Rémi Janin : Il y a un dialogue absolument nécessaire entre ces deux échelles et ces différentes agricultures : des dynamiques de fond émergent au sein de la société civile, notamment des citadins, qui participent d’une prise de conscience plus large des enjeux agricoles et du rapport de l’agriculture à la ville. L’échelle territoriale est plus complexe à saisir pour les citoyens, car elle est plus institutionnelle, mais les attentes convergent et toutes ces formes et ces échelles doivent à mon sens participer d’une même vision collective.
Il me semble en effet souhaitable aujourd’hui de trouver un projet nourricier alliant ville comestible et projet alimentaire à l’échelle du grand territoire, à l’image par exemple de ce que certaines villes ont engagé sur la question de l’autonomie alimentaire de leurs bassins de vie. Cette vision reste encore peu formalisée politiquement mais est en train de s’inventer, de même que les moyens et les outils associés, alors que le projet politique de l’agriculture conventionnelle est encore très bien en place et définit toujours largement le projet agricole. Il se fonde pourtant sur une pensée datant de plus de cinquante ans et qui apparaît totalement dépassée face aux enjeux alimentaires, écologiques et urbains actuels et à venir.
Il est donc nécessaire d’engager une prise de conscience collective afin que cette question politique soit portée et imaginée par tous les citoyens à toutes les échelles. Il ne faut pas que le projet nourricier, en tant que bien commun, échappe au citoyen.

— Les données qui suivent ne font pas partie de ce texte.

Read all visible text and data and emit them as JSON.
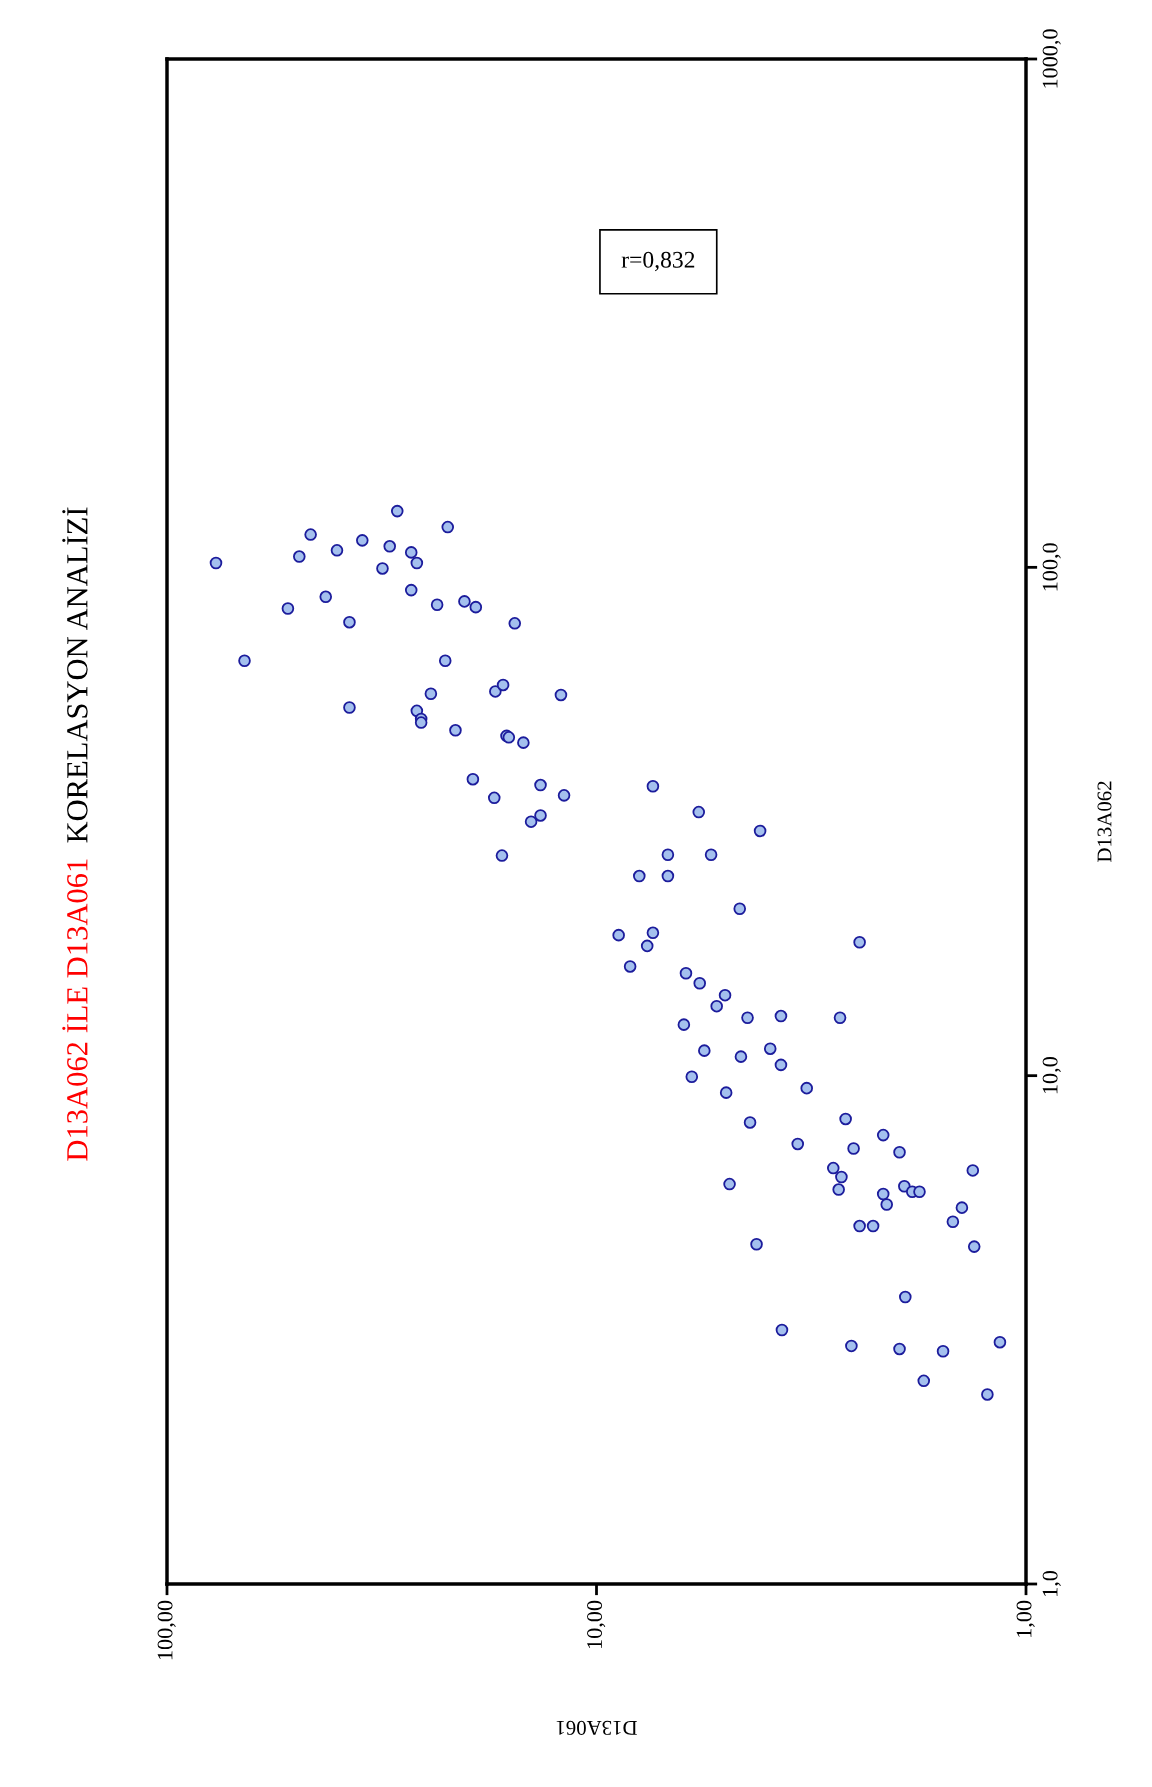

Extrait de l'ouvrage : “Vers des campagnes partagées”
Si l’agriculture nécessite d’engager cette transition productive et environnementale, celle-ci doit enfin être dans le même temps urbaine et territoriale au sens d’un partage assumé et dynamique de l’espace nourricier.

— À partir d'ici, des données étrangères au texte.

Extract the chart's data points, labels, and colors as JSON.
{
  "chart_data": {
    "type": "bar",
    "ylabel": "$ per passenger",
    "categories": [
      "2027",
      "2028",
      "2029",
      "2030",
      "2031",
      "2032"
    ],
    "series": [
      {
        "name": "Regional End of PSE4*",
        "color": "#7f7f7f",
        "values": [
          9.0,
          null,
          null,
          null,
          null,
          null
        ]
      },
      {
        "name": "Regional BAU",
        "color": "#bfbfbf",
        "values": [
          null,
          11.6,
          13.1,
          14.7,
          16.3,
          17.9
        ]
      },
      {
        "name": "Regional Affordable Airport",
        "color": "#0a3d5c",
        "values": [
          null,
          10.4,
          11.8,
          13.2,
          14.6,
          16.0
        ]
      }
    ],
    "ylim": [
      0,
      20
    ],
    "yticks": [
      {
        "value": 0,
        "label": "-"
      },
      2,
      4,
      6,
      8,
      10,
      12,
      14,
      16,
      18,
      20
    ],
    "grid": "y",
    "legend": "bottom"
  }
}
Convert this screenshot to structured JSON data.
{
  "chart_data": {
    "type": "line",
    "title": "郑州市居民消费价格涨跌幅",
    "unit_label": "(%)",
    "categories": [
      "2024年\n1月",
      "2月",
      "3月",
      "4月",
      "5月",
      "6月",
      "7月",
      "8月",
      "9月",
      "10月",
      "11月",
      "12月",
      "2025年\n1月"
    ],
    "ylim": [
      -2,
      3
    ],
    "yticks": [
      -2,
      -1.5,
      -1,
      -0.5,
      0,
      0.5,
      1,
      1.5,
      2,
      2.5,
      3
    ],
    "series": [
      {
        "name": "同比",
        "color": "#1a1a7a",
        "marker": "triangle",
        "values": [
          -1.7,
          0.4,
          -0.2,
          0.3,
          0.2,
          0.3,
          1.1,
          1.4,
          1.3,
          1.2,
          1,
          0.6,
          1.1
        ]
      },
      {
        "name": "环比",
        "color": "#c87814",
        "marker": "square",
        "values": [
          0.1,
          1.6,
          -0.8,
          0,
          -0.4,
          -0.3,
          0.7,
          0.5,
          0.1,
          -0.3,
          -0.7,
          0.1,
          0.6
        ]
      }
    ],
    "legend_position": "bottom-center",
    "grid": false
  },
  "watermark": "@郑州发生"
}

Dans ce sens l’espace agricole présente ponctuellement une qualité déjà existante, offrant un milieu qui dépasse parfois l’usage unique et fonctionnalisé du lieu. Des espaces sont en effet productifs tout en permettant des usages de randonnée, de cueillette ou d’accueil. Ils montrent des formes généralement sobres et frugales qui peuvent permettre parfois une polyvalence et de nombreuses temporalités d’usages. Les lieux d’estives ne sont-ils pas d’une certaine manière les premiers parcs agricoles, formes pensées pour l’élevage tout en hébergeant des activités estivales de randonnée et en devenant l’hiver pour certains d’entre eux de vastes domaines skiables ? Des prés ou des bâtiments agricoles ne deviennent-ils pas des lieux de fêtes lorsque les troupeaux n’y sont pas ou que la récolte y a été effectuée ?

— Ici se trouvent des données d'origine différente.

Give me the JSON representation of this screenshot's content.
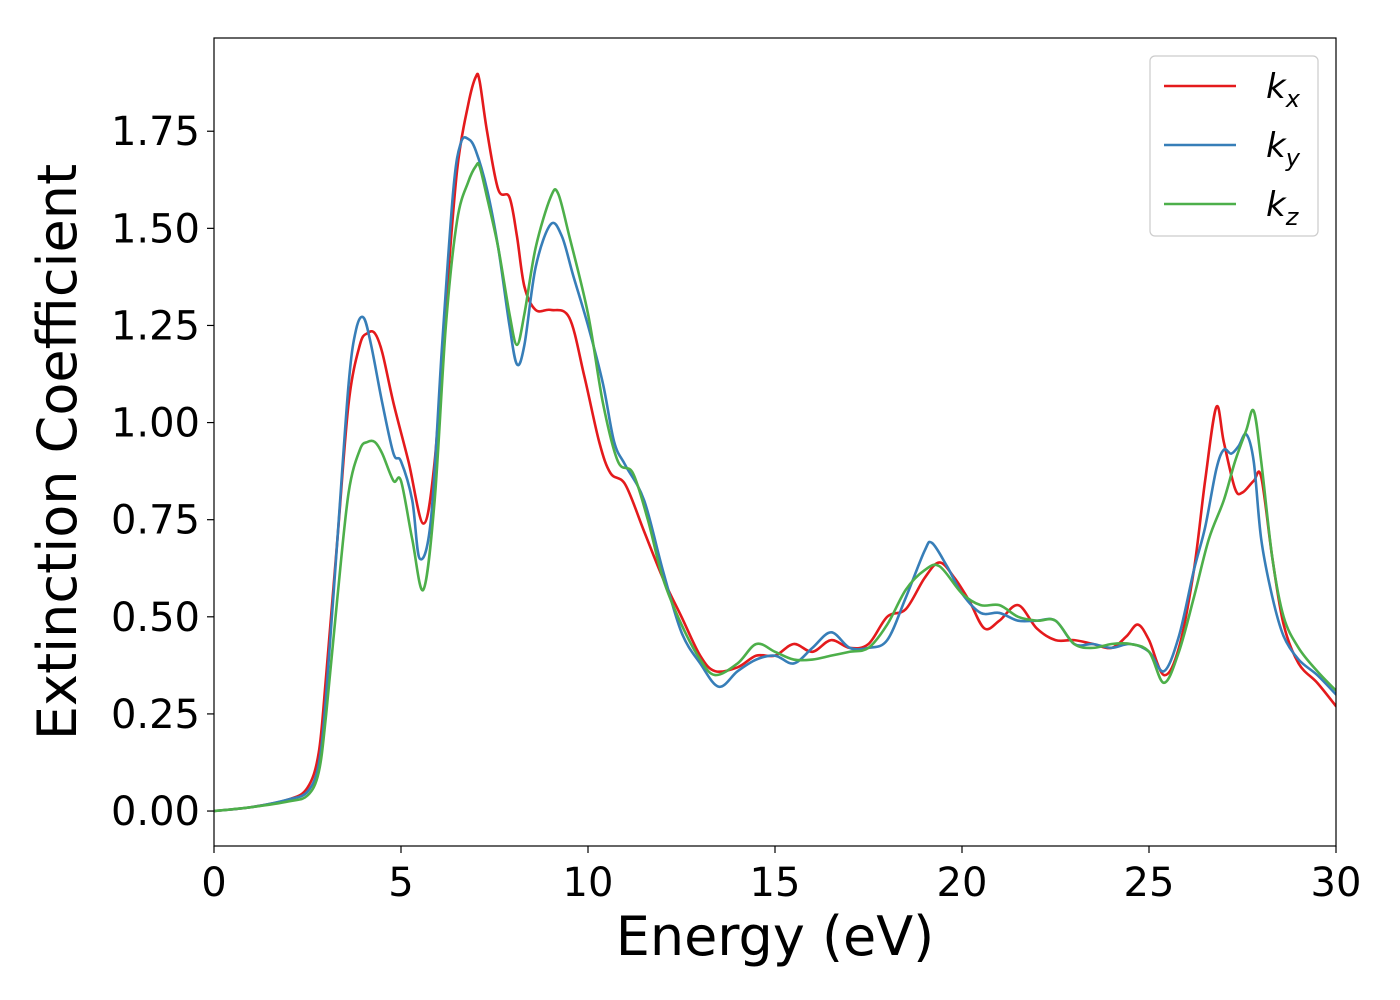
{
  "chart_data": {
    "type": "line",
    "xlabel": "Energy (eV)",
    "ylabel": "Extinction Coefficient",
    "xlim": [
      0,
      30
    ],
    "ylim": [
      -0.09,
      1.99
    ],
    "xticks": [
      0,
      5,
      10,
      15,
      20,
      25,
      30
    ],
    "yticks": [
      0.0,
      0.25,
      0.5,
      0.75,
      1.0,
      1.25,
      1.5,
      1.75
    ],
    "xtick_labels": [
      "0",
      "5",
      "10",
      "15",
      "20",
      "25",
      "30"
    ],
    "ytick_labels": [
      "0.00",
      "0.25",
      "0.50",
      "0.75",
      "1.00",
      "1.25",
      "1.50",
      "1.75"
    ],
    "grid": false,
    "legend_position": "top-right",
    "series": [
      {
        "name": "k_x",
        "label_base": "k",
        "label_sub": "x",
        "color": "#e41a1c",
        "x": [
          0,
          1,
          2,
          2.5,
          2.8,
          3.0,
          3.3,
          3.6,
          3.9,
          4.1,
          4.3,
          4.5,
          4.8,
          5.2,
          5.6,
          5.9,
          6.2,
          6.5,
          6.8,
          7.0,
          7.1,
          7.3,
          7.6,
          7.9,
          8.1,
          8.3,
          8.6,
          9.0,
          9.5,
          9.9,
          10.3,
          10.6,
          11.0,
          11.5,
          12.0,
          12.5,
          13.0,
          13.4,
          14.0,
          14.5,
          15.0,
          15.5,
          16.0,
          16.5,
          17.0,
          17.5,
          18.0,
          18.5,
          19.0,
          19.4,
          19.8,
          20.2,
          20.6,
          21.0,
          21.5,
          22.0,
          22.5,
          23.0,
          23.5,
          24.0,
          24.4,
          24.7,
          25.0,
          25.4,
          25.8,
          26.2,
          26.5,
          26.8,
          27.0,
          27.3,
          27.5,
          27.8,
          28.0,
          28.3,
          28.6,
          29.0,
          29.5,
          30.0
        ],
        "y": [
          0.0,
          0.01,
          0.03,
          0.06,
          0.15,
          0.35,
          0.7,
          1.05,
          1.2,
          1.23,
          1.23,
          1.18,
          1.05,
          0.9,
          0.74,
          0.9,
          1.3,
          1.65,
          1.82,
          1.89,
          1.88,
          1.75,
          1.6,
          1.58,
          1.48,
          1.35,
          1.29,
          1.29,
          1.27,
          1.12,
          0.95,
          0.87,
          0.84,
          0.72,
          0.6,
          0.5,
          0.4,
          0.36,
          0.37,
          0.4,
          0.4,
          0.43,
          0.41,
          0.44,
          0.42,
          0.43,
          0.5,
          0.52,
          0.6,
          0.64,
          0.6,
          0.54,
          0.47,
          0.49,
          0.53,
          0.47,
          0.44,
          0.44,
          0.43,
          0.42,
          0.45,
          0.48,
          0.44,
          0.35,
          0.42,
          0.62,
          0.85,
          1.04,
          0.95,
          0.83,
          0.82,
          0.85,
          0.86,
          0.65,
          0.48,
          0.38,
          0.33,
          0.27
        ]
      },
      {
        "name": "k_y",
        "label_base": "k",
        "label_sub": "y",
        "color": "#377eb8",
        "x": [
          0,
          1,
          2,
          2.5,
          2.8,
          3.0,
          3.3,
          3.6,
          3.8,
          4.0,
          4.2,
          4.5,
          4.8,
          5.0,
          5.3,
          5.5,
          5.8,
          6.1,
          6.4,
          6.6,
          6.8,
          7.0,
          7.3,
          7.6,
          7.9,
          8.1,
          8.3,
          8.6,
          9.0,
          9.3,
          9.6,
          10.0,
          10.4,
          10.7,
          11.0,
          11.5,
          12.0,
          12.5,
          13.0,
          13.5,
          14.0,
          14.5,
          15.0,
          15.5,
          16.0,
          16.5,
          17.0,
          17.5,
          18.0,
          18.5,
          19.0,
          19.2,
          19.6,
          20.0,
          20.5,
          21.0,
          21.5,
          22.0,
          22.5,
          23.0,
          23.5,
          24.0,
          24.5,
          25.0,
          25.4,
          25.8,
          26.2,
          26.5,
          26.8,
          27.0,
          27.2,
          27.4,
          27.6,
          27.8,
          28.0,
          28.3,
          28.6,
          29.0,
          29.5,
          30.0
        ],
        "y": [
          0.0,
          0.01,
          0.03,
          0.05,
          0.12,
          0.3,
          0.7,
          1.1,
          1.24,
          1.27,
          1.2,
          1.05,
          0.92,
          0.9,
          0.8,
          0.65,
          0.75,
          1.2,
          1.6,
          1.72,
          1.73,
          1.7,
          1.6,
          1.45,
          1.25,
          1.15,
          1.2,
          1.4,
          1.51,
          1.48,
          1.38,
          1.25,
          1.1,
          0.95,
          0.89,
          0.8,
          0.62,
          0.46,
          0.38,
          0.32,
          0.36,
          0.39,
          0.4,
          0.38,
          0.42,
          0.46,
          0.42,
          0.42,
          0.44,
          0.55,
          0.67,
          0.69,
          0.63,
          0.56,
          0.51,
          0.51,
          0.49,
          0.49,
          0.49,
          0.43,
          0.43,
          0.42,
          0.43,
          0.41,
          0.36,
          0.45,
          0.62,
          0.73,
          0.88,
          0.93,
          0.92,
          0.94,
          0.97,
          0.9,
          0.7,
          0.55,
          0.45,
          0.39,
          0.35,
          0.3
        ]
      },
      {
        "name": "k_z",
        "label_base": "k",
        "label_sub": "z",
        "color": "#4daf4a",
        "x": [
          0,
          1,
          2,
          2.5,
          2.8,
          3.0,
          3.3,
          3.6,
          3.9,
          4.1,
          4.3,
          4.5,
          4.8,
          5.0,
          5.3,
          5.6,
          5.9,
          6.2,
          6.5,
          6.8,
          7.0,
          7.1,
          7.3,
          7.6,
          7.9,
          8.1,
          8.3,
          8.6,
          9.0,
          9.2,
          9.5,
          10.0,
          10.4,
          10.8,
          11.2,
          11.6,
          12.0,
          12.5,
          13.0,
          13.4,
          14.0,
          14.5,
          15.0,
          15.5,
          16.0,
          16.5,
          17.0,
          17.5,
          18.0,
          18.5,
          19.0,
          19.4,
          20.0,
          20.5,
          21.0,
          21.5,
          22.0,
          22.5,
          23.0,
          23.5,
          24.0,
          24.5,
          25.0,
          25.4,
          25.8,
          26.2,
          26.6,
          27.0,
          27.3,
          27.6,
          27.8,
          28.0,
          28.3,
          28.6,
          29.0,
          29.5,
          30.0
        ],
        "y": [
          0.0,
          0.01,
          0.025,
          0.04,
          0.1,
          0.25,
          0.55,
          0.82,
          0.93,
          0.95,
          0.95,
          0.92,
          0.85,
          0.85,
          0.7,
          0.57,
          0.8,
          1.25,
          1.52,
          1.62,
          1.66,
          1.66,
          1.58,
          1.45,
          1.28,
          1.2,
          1.28,
          1.45,
          1.58,
          1.59,
          1.48,
          1.28,
          1.05,
          0.9,
          0.87,
          0.75,
          0.6,
          0.48,
          0.39,
          0.35,
          0.38,
          0.43,
          0.41,
          0.39,
          0.39,
          0.4,
          0.41,
          0.42,
          0.48,
          0.57,
          0.62,
          0.63,
          0.56,
          0.53,
          0.53,
          0.5,
          0.49,
          0.49,
          0.43,
          0.42,
          0.43,
          0.43,
          0.41,
          0.33,
          0.41,
          0.55,
          0.7,
          0.8,
          0.9,
          0.98,
          1.03,
          0.9,
          0.65,
          0.5,
          0.42,
          0.36,
          0.31
        ]
      }
    ]
  }
}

Enfin plus largement les campagnes doivent acquérir une dimension productive transversale. Les bourgs ruraux par exemple, dont certains ont été partiellement désertés, peuvent aussi devenir des espaces plus ouverts et plus nourriciers, permettant un nouveau rapport actif aux habitants présents ou ceux qui pourraient le devenir lié à un possible exode urbain qui semble s’amorcer. L’espace rural peut ainsi assumer son propre vocabulaire associé à des formes simples et polyvalentes en installant par exemple des vergers communs, en s’ouvrant sur la campagne, en déployant des chemins, en supprimant parfois des murs dans les bourgs parfois dépeuplés pour faire des jardins, en faisant alors au mieux à partir de l’existant. Il nous faut ici comme ailleurs inventer dans la sobriété et l’exigence des moyens et du sol, dans l’épaisseur du temps et des usages mêlés entre dynamiques productives, d’ouvertures et d’aménités. Il nous faut penser l’espace dans le mouvement à partir de cette complexité et non dans la juxtaposition et la séparation simpliste et arrêtée des fonctions.